Agri Vehicles Insurance from Greenlands

Author Topic: Creating a good level lawn from overgrown land  (Read 1981 times)

seanquigley

  • Joined Feb 2016
  • DERBYSHIRE
Creating a good level lawn from overgrown land
« on: February 13, 2016, 10:06:03 am »
Hi all, I am new and this is my first post.  I am after any information and your thoughts on turning what was years ago good land but has been left to get bramble infested etc.  We have cleared 2 acres by hand hard work as well as using a local farmer to flail it as well but we are left with compacted in even ground.  Will towing chain harrows around with a quad get the land level and when do you do it?  Also a few nettles and docks sprouting again - shall I use roundup?  Any input would be appreciated.   Ps local farmer said he can power Harrow is this any good before spreading seed?

cloddopper

  • Joined Jun 2013
  • South Wales .Carmarthenshire. SA18
Re: Creating a good level lawn from overgrown land
« Reply #1 on: February 14, 2016, 11:44:00 pm »
A power harrow is magic if the ground is light sand or silt and dry . If he is able to PH it and you can leave it a month or so to settle down  you should have a fairly even lawn area . Weed kill it several times till the beginning of September then at the end of the month sow your seed . Do calculate the amount of sed neded and always allow for say 5 % more seed so you can reseed as needed later on .
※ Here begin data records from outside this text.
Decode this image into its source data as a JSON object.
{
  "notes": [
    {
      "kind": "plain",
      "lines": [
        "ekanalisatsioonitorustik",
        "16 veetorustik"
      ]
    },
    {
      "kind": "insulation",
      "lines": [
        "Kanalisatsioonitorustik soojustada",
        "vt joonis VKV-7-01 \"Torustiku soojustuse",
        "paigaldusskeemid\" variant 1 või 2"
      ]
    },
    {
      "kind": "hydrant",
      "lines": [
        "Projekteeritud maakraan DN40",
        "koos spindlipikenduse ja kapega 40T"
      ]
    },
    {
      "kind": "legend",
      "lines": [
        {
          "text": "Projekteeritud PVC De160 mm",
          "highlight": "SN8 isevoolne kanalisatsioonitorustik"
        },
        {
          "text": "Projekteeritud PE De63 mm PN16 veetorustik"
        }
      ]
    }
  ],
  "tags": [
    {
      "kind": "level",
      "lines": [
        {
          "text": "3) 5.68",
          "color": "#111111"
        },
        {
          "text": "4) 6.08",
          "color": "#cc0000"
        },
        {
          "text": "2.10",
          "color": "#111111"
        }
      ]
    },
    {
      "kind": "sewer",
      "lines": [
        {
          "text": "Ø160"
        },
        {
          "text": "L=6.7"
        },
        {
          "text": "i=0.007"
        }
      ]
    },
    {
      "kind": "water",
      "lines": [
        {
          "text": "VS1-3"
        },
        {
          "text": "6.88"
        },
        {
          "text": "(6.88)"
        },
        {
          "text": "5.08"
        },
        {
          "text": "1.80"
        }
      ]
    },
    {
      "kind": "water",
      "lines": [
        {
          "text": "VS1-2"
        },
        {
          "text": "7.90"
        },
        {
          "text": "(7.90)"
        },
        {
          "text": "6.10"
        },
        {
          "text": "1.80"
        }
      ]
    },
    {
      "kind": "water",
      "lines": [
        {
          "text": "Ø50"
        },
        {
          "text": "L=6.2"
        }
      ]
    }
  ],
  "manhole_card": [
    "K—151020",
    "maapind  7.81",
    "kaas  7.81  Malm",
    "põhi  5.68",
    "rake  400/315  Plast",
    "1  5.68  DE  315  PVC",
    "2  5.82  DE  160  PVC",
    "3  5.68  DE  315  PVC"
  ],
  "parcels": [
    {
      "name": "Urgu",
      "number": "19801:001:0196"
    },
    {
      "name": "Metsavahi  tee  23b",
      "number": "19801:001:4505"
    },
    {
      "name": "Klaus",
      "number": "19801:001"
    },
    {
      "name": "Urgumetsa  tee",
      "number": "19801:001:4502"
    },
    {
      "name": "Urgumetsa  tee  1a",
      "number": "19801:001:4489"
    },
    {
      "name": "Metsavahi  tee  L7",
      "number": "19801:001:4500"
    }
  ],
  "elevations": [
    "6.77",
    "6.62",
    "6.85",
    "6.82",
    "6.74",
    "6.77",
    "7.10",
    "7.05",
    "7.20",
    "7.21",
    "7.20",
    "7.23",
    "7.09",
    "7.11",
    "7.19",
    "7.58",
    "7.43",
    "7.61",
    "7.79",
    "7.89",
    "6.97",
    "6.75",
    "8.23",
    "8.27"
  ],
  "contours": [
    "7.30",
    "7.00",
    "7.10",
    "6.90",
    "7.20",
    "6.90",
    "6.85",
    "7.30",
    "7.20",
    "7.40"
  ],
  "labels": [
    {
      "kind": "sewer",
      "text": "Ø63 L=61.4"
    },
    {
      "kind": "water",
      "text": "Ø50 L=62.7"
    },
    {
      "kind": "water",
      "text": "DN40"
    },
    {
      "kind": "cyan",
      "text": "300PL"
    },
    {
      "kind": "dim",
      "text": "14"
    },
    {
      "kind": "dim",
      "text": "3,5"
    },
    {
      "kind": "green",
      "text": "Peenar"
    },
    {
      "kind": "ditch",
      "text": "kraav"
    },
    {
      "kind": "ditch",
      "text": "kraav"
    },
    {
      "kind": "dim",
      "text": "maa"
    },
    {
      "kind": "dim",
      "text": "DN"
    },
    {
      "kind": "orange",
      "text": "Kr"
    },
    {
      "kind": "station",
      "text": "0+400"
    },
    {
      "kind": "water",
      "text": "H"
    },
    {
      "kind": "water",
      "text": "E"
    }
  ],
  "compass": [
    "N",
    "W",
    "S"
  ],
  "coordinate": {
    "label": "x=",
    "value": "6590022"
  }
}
take great care as tot eh quality bof grass seed you want as theyr are all manner of mixes .. To my mind most of the big store lawn seeds are not much use as tye contain a lot of coarse rye grass seed & not much fescue. If it is going to be a big lawn think of a commercial supplier and phone them for advice .
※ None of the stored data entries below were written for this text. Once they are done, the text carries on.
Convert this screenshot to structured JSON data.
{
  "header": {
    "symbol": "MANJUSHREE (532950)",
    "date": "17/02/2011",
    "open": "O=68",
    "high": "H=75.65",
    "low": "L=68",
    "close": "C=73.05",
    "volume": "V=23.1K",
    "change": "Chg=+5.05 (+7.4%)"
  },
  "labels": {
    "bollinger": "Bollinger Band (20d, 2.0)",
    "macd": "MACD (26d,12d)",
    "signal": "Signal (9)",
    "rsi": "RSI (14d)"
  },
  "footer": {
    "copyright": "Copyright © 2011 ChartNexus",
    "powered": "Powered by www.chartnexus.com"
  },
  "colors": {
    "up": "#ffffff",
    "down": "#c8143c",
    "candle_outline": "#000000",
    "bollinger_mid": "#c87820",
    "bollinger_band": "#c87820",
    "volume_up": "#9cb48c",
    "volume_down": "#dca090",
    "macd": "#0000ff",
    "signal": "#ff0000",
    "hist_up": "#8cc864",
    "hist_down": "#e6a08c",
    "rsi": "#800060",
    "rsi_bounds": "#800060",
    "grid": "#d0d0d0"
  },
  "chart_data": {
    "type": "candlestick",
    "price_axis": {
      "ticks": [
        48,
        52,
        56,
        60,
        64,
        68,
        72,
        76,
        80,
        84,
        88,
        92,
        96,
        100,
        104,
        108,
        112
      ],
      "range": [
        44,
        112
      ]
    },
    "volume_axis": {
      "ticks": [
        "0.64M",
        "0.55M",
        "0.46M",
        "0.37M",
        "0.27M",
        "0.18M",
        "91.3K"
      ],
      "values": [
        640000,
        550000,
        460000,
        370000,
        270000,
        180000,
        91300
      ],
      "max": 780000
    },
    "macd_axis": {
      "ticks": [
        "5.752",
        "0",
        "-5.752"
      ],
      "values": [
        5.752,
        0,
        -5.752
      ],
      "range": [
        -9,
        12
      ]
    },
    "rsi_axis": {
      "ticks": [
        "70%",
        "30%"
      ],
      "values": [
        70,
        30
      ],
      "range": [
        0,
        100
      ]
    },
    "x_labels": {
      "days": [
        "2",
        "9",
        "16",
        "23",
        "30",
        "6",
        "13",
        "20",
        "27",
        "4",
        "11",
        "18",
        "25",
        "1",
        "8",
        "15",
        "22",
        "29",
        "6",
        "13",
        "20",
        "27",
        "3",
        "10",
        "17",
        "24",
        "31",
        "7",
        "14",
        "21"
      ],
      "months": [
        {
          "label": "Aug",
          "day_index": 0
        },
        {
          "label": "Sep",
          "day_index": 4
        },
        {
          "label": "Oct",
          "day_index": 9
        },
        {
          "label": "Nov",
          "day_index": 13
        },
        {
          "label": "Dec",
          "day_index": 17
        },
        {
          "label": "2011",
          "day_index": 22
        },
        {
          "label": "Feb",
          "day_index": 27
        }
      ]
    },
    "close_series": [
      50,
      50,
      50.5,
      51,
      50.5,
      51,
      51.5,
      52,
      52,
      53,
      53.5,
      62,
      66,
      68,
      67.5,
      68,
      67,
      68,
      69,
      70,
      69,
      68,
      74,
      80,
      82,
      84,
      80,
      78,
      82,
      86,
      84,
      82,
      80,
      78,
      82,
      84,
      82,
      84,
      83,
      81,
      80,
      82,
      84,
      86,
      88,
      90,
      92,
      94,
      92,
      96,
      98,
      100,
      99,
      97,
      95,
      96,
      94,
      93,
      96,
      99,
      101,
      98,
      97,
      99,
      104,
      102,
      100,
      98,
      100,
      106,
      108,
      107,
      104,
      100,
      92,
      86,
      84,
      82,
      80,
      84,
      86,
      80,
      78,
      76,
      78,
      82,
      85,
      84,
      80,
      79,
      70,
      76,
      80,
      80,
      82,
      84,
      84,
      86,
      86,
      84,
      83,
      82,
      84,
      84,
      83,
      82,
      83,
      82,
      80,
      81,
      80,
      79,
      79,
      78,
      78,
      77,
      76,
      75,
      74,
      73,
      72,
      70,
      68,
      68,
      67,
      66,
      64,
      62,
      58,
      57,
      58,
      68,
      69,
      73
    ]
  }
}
 Where I used to live near Wisbech Cambs 18 years ago the big lawn area was about 76 x 40 mtrs & took three 10 kg sacks of seed costing nearly £340 . Luckily we had a real good old fashioned seedsman & hardware store run by a guy called MR PEACH close by to us

 If you want to get it to bowling gren level you can still have th PH done  , let it settle and then staret your compacting and levelling  by walki ng up and down 10 sq mtr at a time then using "boning rods & adhesive tape"  and a 6 foot spirit level  sat on a 8 inch wide 20 mm thick saw bench cut * foot long  length of ply or hire a dumpy level , to ensure that the trampled ground is flat .  Let the weeds come through and hit them with round up three of four times between now & early September .  Sow your seed in late September and lightly scratch rake it in with a spring back rake .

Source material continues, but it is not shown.